The production shot for two days in the city of Fresno, California, in July 1986, completing its remaining 53 days in Los Angeles. The music was composed by John Morris, and the Emmy-nominated gowns worn by the female leads were designed by Bob Mackie. It was executive produced by Barry Kemp.

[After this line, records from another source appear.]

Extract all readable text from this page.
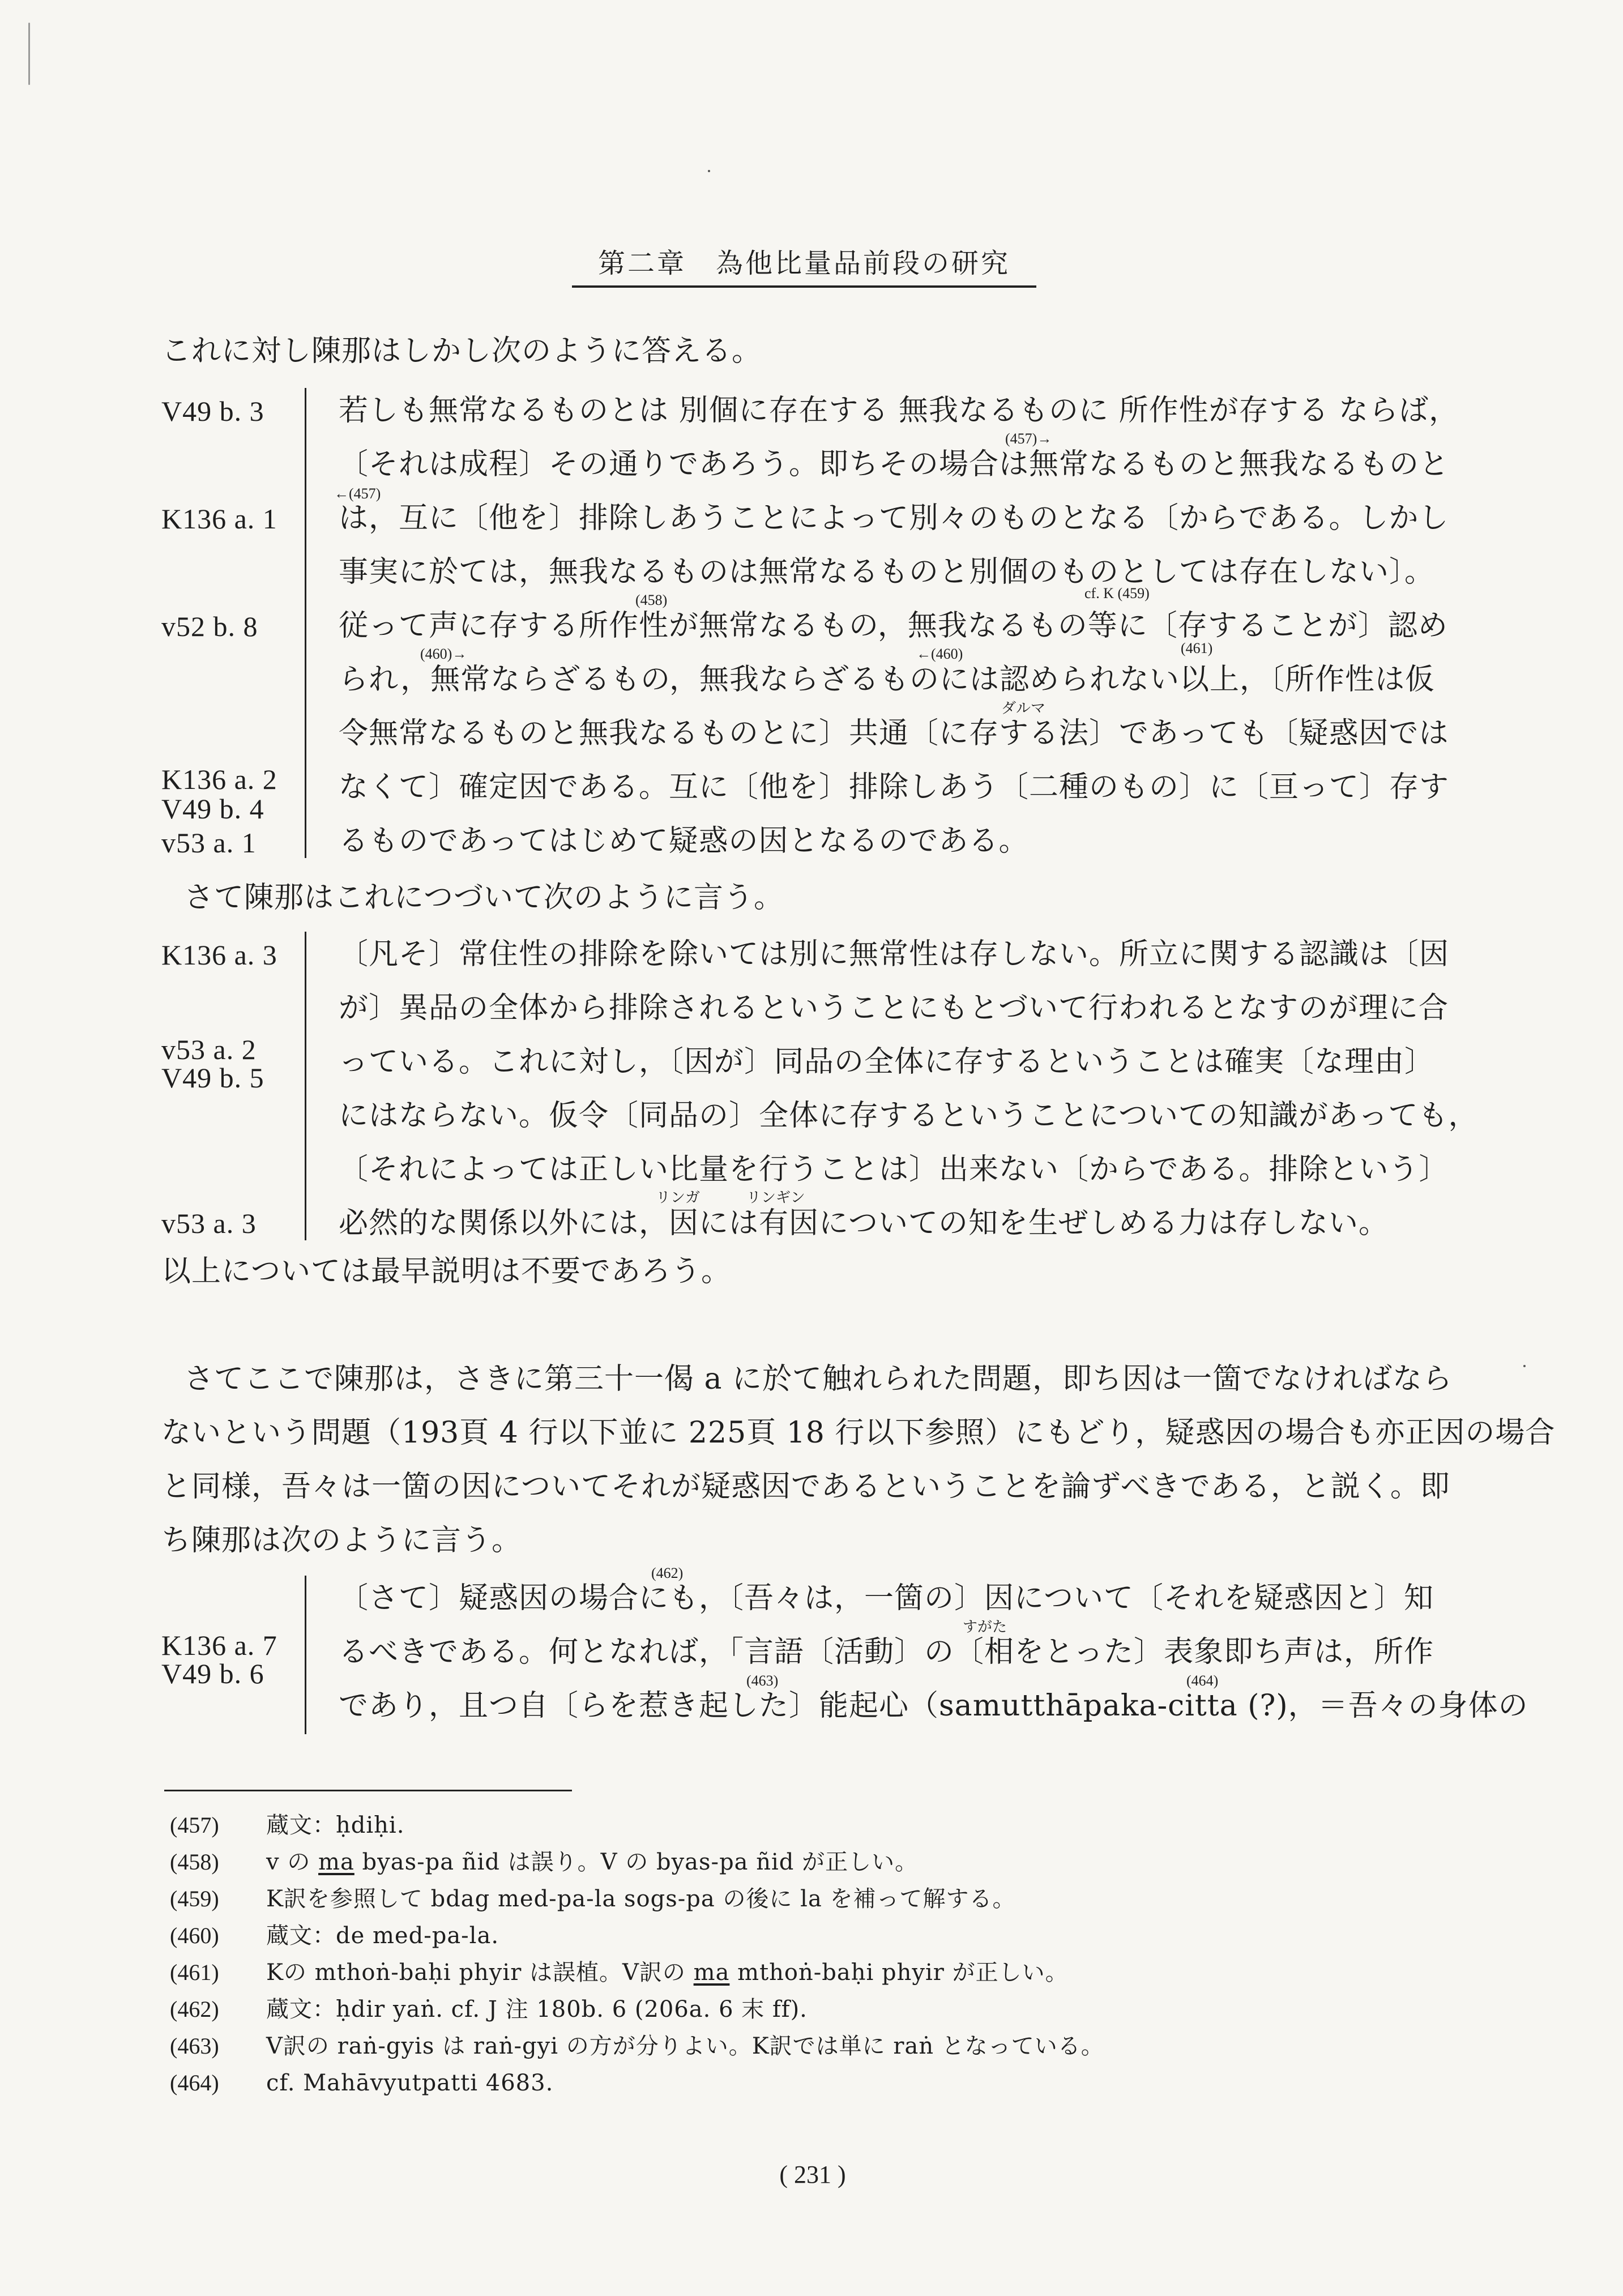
第二章　為他比量品前段の研究
これに対し陳那はしかし次のように答える。
V49 b. 3
K136 a. 1
v52 b. 8
K136 a. 2
V49 b. 4
v53 a. 1
若しも無常なるものとは 別個に存在する 無我なるものに 所作性が存する ならば，
〔それは成程〕その通りであろう。即ちその場合は無常なるものと無我なるものと
は，互に〔他を〕排除しあうことによって別々のものとなる〔からである。しかし
事実に於ては，無我なるものは無常なるものと別個のものとしては存在しない〕。
従って声に存する所作性が無常なるもの，無我なるもの等に〔存することが〕認め
られ，無常ならざるもの，無我ならざるものには認められない以上，〔所作性は仮
令無常なるものと無我なるものとに〕共通〔に存する法〕であっても〔疑惑因では
なくて〕確定因である。互に〔他を〕排除しあう〔二種のもの〕に〔亘って〕存す
るものであってはじめて疑惑の因となるのである。
(457)→
←(457)
(458)	cf. K (459)
(460)→	←(460)	(461)
ダルマ
さて陳那はこれにつづいて次のように言う。
K136 a. 3
v53 a. 2
V49 b. 5
v53 a. 3
〔凡そ〕常住性の排除を除いては別に無常性は存しない。所立に関する認識は〔因
が〕異品の全体から排除されるということにもとづいて行われるとなすのが理に合
っている。これに対し，〔因が〕同品の全体に存するということは確実〔な理由〕
にはならない。仮令〔同品の〕全体に存するということについての知識があっても，
〔それによっては正しい比量を行うことは〕出来ない〔からである。排除という〕
必然的な関係以外には，因には有因についての知を生ぜしめる力は存しない。
リンガ	リンギン
以上については最早説明は不要であろう。
さてここで陳那は，さきに第三十一偈 a に於て触れられた問題，即ち因は一箇でなければなら
ないという問題（193頁 4 行以下並に 225頁 18 行以下参照）にもどり，疑惑因の場合も亦正因の場合
と同様，吾々は一箇の因についてそれが疑惑因であるということを論ずべきである，と説く。即
ち陳那は次のように言う。
K136 a. 7
V49 b. 6
〔さて〕疑惑因の場合にも，〔吾々は，一箇の〕因について〔それを疑惑因と〕知
るべきである。何となれば，「言語〔活動〕の〔相をとった〕表象即ち声は，所作
であり，且つ自〔らを惹き起した〕能起心（samutthāpaka-citta (?)，＝吾々の身体の
(462)
すがた
(463)	(464)
(457)	蔵文：ḥdiḥi.
(458)	v の ma byas-pa ñid は誤り。V の byas-pa ñid が正しい。
(459)	K訳を参照して bdag med-pa-la sogs-pa の後に la を補って解する。
(460)	蔵文：de med-pa-la.
(461)	Kの mthoṅ-baḥi phyir は誤植。V訳の ma mthoṅ-baḥi phyir が正しい。
(462)	蔵文：ḥdir yaṅ. cf. J 注 180b. 6 (206a. 6 末 ff).
(463)	V訳の raṅ-gyis は raṅ-gyi の方が分りよい。K訳では単に raṅ となっている。
(464)	cf. Mahāvyutpatti 4683.
( 231 )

Fresno was screened three times in the United States in 1986, 1987 and 1989. It premiered at 8 pm on Sunday, November 16, 1986 with a two-hour series opener, followed by four further one-hour episodes over the next four days.

==Episodes==

| No. | Title | Directed by | Written by | Original release date | US viewers (millions) |
| 1 | "The Raisin Basket of the World" | Jeff Bleckner | Mark Ganzel, Barry Kemp & Michael Petryni | November 16, 1986 | 19.7 |
Raisin Baron Tyler Cane seeks to cut off the Kensington Ranch water supply so he can control the raisin crop of Fresno, but Cane Kensington will fight him for every last drop.
| 2 | "Episode 2" | Jeff Bleckner | Mark Ganzel, Barry Kemp & Michael Petryni | November 17, 1986 | 15.2 |
The Kensingtons need the Duke tract of land for access to the water they need, and Charlotte uses her female wiles to get it. Charles frames his brother Kevin to cover up his own foul deed.
| 3 | "Episode 3" | Jeff Bleckner | Mark Ganzel, Barry Kemp & Michael Petryni | November 18, 1986 | 12.8 |
Tiffany finds a kindred spirit in Torch, a drifter without a shirt, and their search reveals the identity of her true parents. Tyler uses Juan as a spy to get the goods on Cane.
| 4 | "Episode 4" | Jeff Bleckner | Mark Ganzel, Barry Kemp & Michael Petryni | November 19, 1986 | 12.5 |
Skeletons come out of the closet at the Annual Raisin Festival Masquerade Ball, and an attempt to kill Cane goes wrong.
| 5 | "Episode 5" | Jeff Bleckner | Mark Ganzel, Barry Kemp & Michael Petryni | November 20, 1986 | 12.7 |
The identities of two killers are revealed amid courtroom pandemonium. Cane has to be in two court rooms at the same time and tell two different stories.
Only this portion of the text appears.